All the lesser shadows move aside
as if still talking to one another,
flexible in wind, assessing their losses,
the future already upon them,
its sky-blue speckled crystals burning
down through the packed snow into the earth.
Maybe a man on the crew
with a truck of his own
will come on Saturday
to haul the white logs away, cut and split
and stack them, and he'll find them
crumbled to embers in his stove
when he comes home late and cold
from plowing after a heavy snow,
their shadows having already slipped
up the chimney to join all the other
shades of the world, the young ones
gone back to lie beside their stumps,
the old ones free to travel anywhere.
Nothing stays attached to what I saw,
what I glimpsed from a train.
It has no magnet for meaning.
Four men sat on a wall shooting up,
companionable.

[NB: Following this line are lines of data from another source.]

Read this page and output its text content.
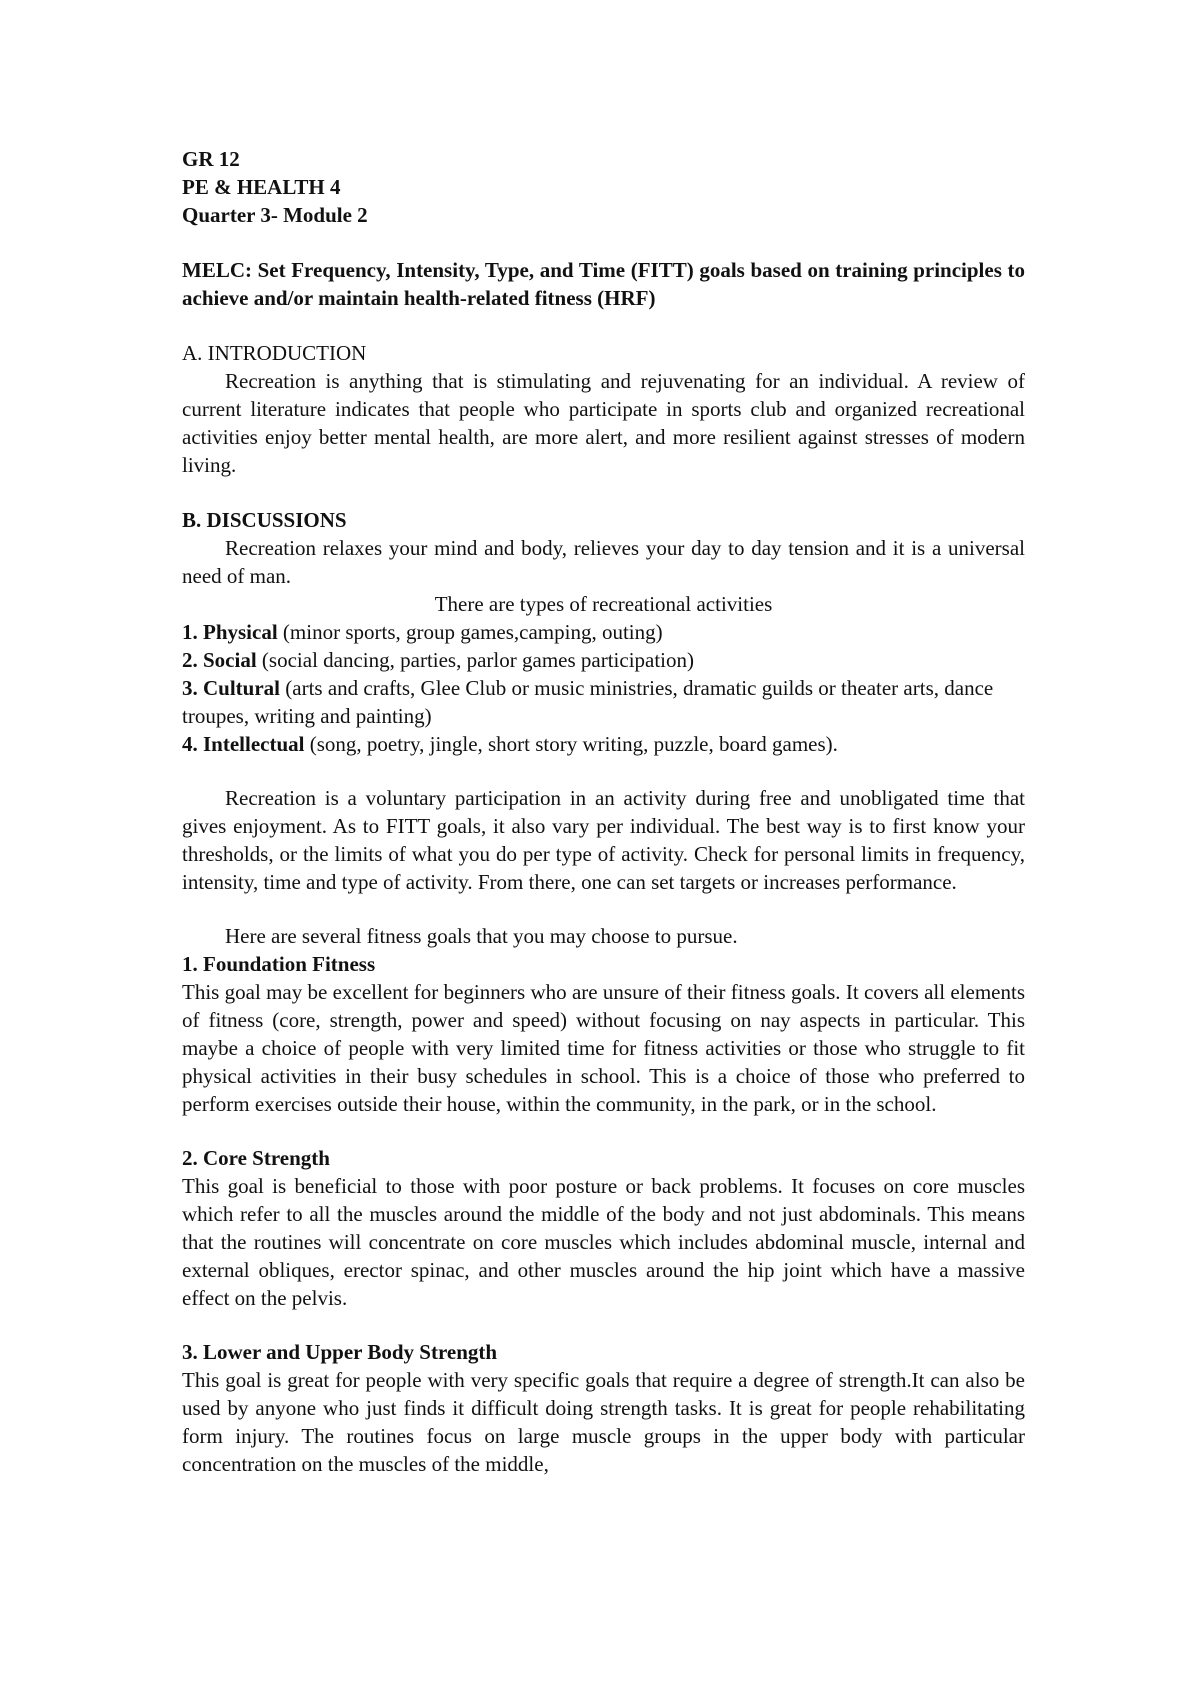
GR 12
PE & HEALTH 4
Quarter 3- Module 2
MELC: Set Frequency, Intensity, Type, and Time (FITT) goals based on training principles to achieve and/or maintain health-related fitness (HRF)
A. INTRODUCTION
Recreation is anything that is stimulating and rejuvenating for an individual. A review of current literature indicates that people who participate in sports club and organized recreational activities enjoy better mental health, are more alert, and more resilient against stresses of modern living.
B. DISCUSSIONS
Recreation relaxes your mind and body, relieves your day to day tension and it is a universal need of man.
There are types of recreational activities
1. Physical (minor sports, group games,camping, outing)
2. Social (social dancing, parties, parlor games participation)
3. Cultural (arts and crafts, Glee Club or music ministries, dramatic guilds or theater arts, dance troupes, writing and painting)
4. Intellectual (song, poetry, jingle, short story writing, puzzle, board games).
Recreation is a voluntary participation in an activity during free and unobligated time that gives enjoyment. As to FITT goals, it also vary per individual. The best way is to first know your thresholds, or the limits of what you do per type of activity. Check for personal limits in frequency, intensity, time and type of activity. From there, one can set targets or increases performance.
Here are several fitness goals that you may choose to pursue.
1. Foundation Fitness
This goal may be excellent for beginners who are unsure of their fitness goals. It covers all elements of fitness (core, strength, power and speed) without focusing on nay aspects in particular. This maybe a choice of people with very limited time for fitness activities or those who struggle to fit physical activities in their busy schedules in school. This is a choice of those who preferred to perform exercises outside their house, within the community, in the park, or in the school.
2. Core Strength
This goal is beneficial to those with poor posture or back problems. It focuses on core muscles which refer to all the muscles around the middle of the body and not just abdominals. This means that the routines will concentrate on core muscles which includes abdominal muscle, internal and external obliques, erector spinac, and other muscles around the hip joint which have a massive effect on the pelvis.
3. Lower and Upper Body Strength
This goal is great for people with very specific goals that require a degree of strength.It can also be used by anyone who just finds it difficult doing strength tasks. It is great for people rehabilitating form injury. The routines focus on large muscle groups in the upper body with particular concentration on the muscles of the middle,
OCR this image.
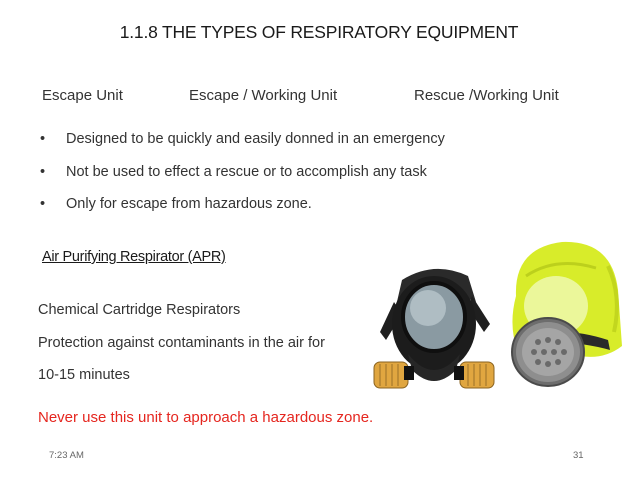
1.1.8 THE TYPES OF RESPIRATORY EQUIPMENT
Escape Unit	Escape / Working Unit	Rescue /Working Unit
• Designed to be quickly and easily donned in an emergency
• Not be used to effect a rescue or to accomplish any task
• Only for escape from hazardous zone.
Air Purifying Respirator (APR)
Chemical Cartridge Respirators
Protection against contaminants in the air for
10-15 minutes
Never use this unit to approach a hazardous zone.
7:23 AM	31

One waved at me.
Waved the needle. Ten feet away,
a man was fucking a woman from behind,
controlling her with her heavy necklace,
a bicycle chain. The budding sapling
shook as she clung to it,
her orange dress hitched up in the back.
People there throw garbage out the windows.
Who cares? Four arms, four rolled-up sleeves.
The silver slur of light along the tracks.
Four arms, four rolled-up sleeves.
The orange dress hitched up in back.